- 2026/08/26 20:55 掲載
画像生成AIの学習GPU時間を最大63%削減、バイトダンスが新手法「DiffusionOPSD」公開
DiffusionOPSDの特徴は、AIが自分で生成した画像を使って、自分自身の学習方法を改善していく点にある。研究チームはこれを「オンポリシー自己蒸留」と呼んでいる。
画像生成AIで使われる拡散モデルは、最初は砂嵐のようなノイズから始め、それを少しずつ取り除きながら画像を完成させる。従来の学習方法では、主に完成した画像を見て「良い」「悪い」と評価していた。このため、画像を作っている途中で「次はどちらの方向に直せば、もっと良い画像になるのか」をモデルに教えるのが難しかったという。
DiffusionOPSDは、この「途中の段階」にも学習の手がかりを与え、現在のモデルが作った生成途中の状態について、評価用のAIである「報酬モデル」を使い、どちらへ修正すれば評価が上がるのかを判断する。その結果から「こちらへ進むと良い」「こちらは避けたほうがよい」という学習用の目標を作り、モデル自身に学ばせる。
さらに、一度の学習結果だけに大きく左右されないよう、過去の学習結果も少しずつ取り込みながら次の学習に反映する。論文では「指数移動平均(EMA)」と呼ばれる方法を使っている。
つまり、完成した画像だけを採点するのではなく、画像を作っている途中でも「こっちへ進んだほうがいい」と教えるのがDiffusionOPSDの考え方だ。これによって、より少ない学習時間で画像生成AIの性能を高めることを狙う。
研究チームは、Stable Diffusion 3.5 Mediumを基にした「SD3.5-M」と、少ないステップで画像を生成する「Z-Image-Turbo」の2種類で性能を検証した。10種類の評価指標を使った計20の条件のうち、DiffusionOPSDは19条件で最も高い最終評価を記録した。最も性能の高かった既存手法と比べても、評価値は最大44.0%高かったとしている。実験結果はプロジェクトページでも公開している。
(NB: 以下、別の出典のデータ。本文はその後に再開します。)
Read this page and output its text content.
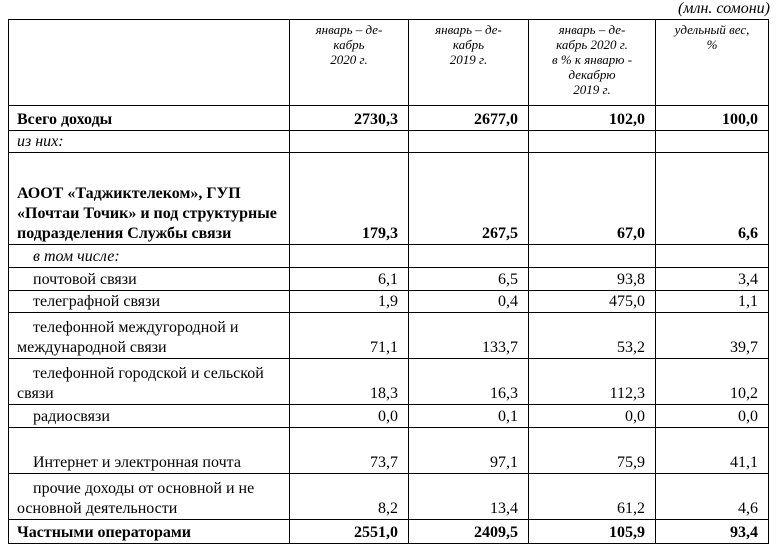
(млн. сомони)
	январь – де-
кабрь
2020 г.	январь – де-
кабрь
2019 г.	январь – де-
кабрь 2020 г.
в % к январю -
декабрю
2019 г.	удельный вес,
%
Всего доходы	2730,3	2677,0	102,0	100,0
из них:				
АООТ «Таджиктелеком», ГУП «Почтаи Точик» и под структурные подразделения Службы связи	179,3	267,5	67,0	6,6
в том числе:				
почтовой связи	6,1	6,5	93,8	3,4
телеграфной связи	1,9	0,4	475,0	1,1

телефонной междугородной и международной связи	71,1	133,7	53,2	39,7

телефонной городской и сельской связи	18,3	16,3	112,3	10,2
радиосвязи	0,0	0,1	0,0	0,0

Интернет и электронная почта	73,7	97,1	75,9	41,1

прочие доходы от основной и не основной деятельности	8,2	13,4	61,2	4,6
Частными операторами	2551,0	2409,5	105,9	93,4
特に大きな差が出たのが学習時間だ。8基のGPUを使った実験では、SD3.5-Mを100回更新するために必要なGPU時間が、比較対象のDiffusionNFTでは47.2時間だったのに対し、DiffusionOPSDでは28.2時間と、約40%の削減に成功したという。
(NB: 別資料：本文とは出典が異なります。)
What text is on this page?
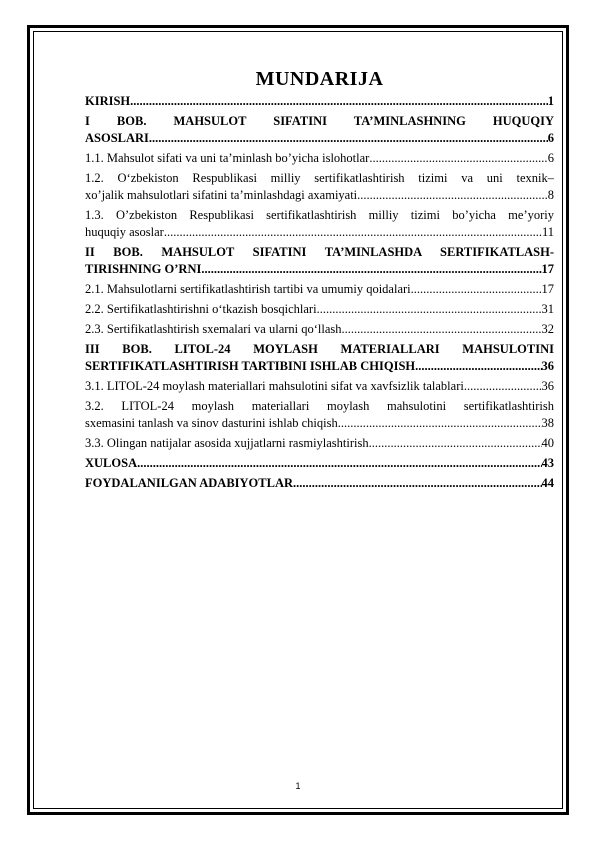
MUNDARIJA
KIRISH .....	1
I BOB. MAHSULOT SIFATINI TA’MINLASHNING HUQUQIY
ASOSLARI .....	6
1.1. Mahsulot sifati va uni ta’minlash bo’yicha islohotlar .....	6
1.2. O‘zbekiston Respublikasi milliy sertifikatlashtirish tizimi va uni texnik–
xo’jalik mahsulotlari sifatini ta’minlashdagi axamiyati .....	8
1.3. O’zbekiston Respublikasi sertifikatlashtirish milliy tizimi bo’yicha me’yoriy
huquqiy asoslar .....	11
II BOB. MAHSULOT SIFATINI TA’MINLASHDA SERTIFIKATLASH-
TIRISHNING O’RNI .....	17
2.1. Mahsulotlarni sertifikatlashtirish tartibi va umumiy qoidalari .....	17
2.2. Sertifikatlashtirishni o‘tkazish bosqichlari .....	31
2.3. Sertifikatlashtirish sxemalari va ularni qo‘llash .....	32
III BOB. LITOL-24 MOYLASH MATERIALLARI MAHSULOTINI
SERTIFIKATLASHTIRISH TARTIBINI ISHLAB CHIQISH .....	36
3.1. LITOL-24 moylash materiallari mahsulotini sifat va xavfsizlik talablari .....	36
3.2. LITOL-24 moylash materiallari moylash mahsulotini sertifikatlashtirish
sxemasini tanlash va sinov dasturini ishlab chiqish .....	38
3.3. Olingan natijalar asosida xujjatlarni rasmiylashtirish .....	40
XULOSA .....	43
FOYDALANILGAN ADABIYOTLAR .....	44
1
一方で、GPUを使う時間が63%減ったからといって、必要なコンピューター資源すべてが63%減るわけではない。Z-Image-Turboの実験では、ピーク時のGPUメモリー(VRAM)使用量は、DiffusionNFTの49.9GBに対し、DiffusionOPSDは61.5GBとむしろ増えた。
研究チームはコードもGitHubで公開。SD3.5-MやZ-Image-Turbo向けの学習済みデータも提供しており、1つの評価基準だけでなく、複数の基準を組み合わせて画像生成AIを改善する学習にも対応するという。
ただし、今回の数字は特定の画像生成モデルや評価方法、実験条件で得られた研究結果となる。商用の画像生成サービスでも学習費用が一律63%下がることを示したものではなく、論文も現時点では技術報告として公開された段階にある。
画像生成AIの高性能化に伴い、大量のGPUを使う学習コストは開発企業にとって大きな課題になっている。AIモデルをただ大型化するのではなく、「どう学習させれば、少ない時間で性能を高められるか」も重要になってきた。DiffusionOPSDは、画像生成AIの性能だけでなく、開発コストを下げる技術としても注目されそうだ。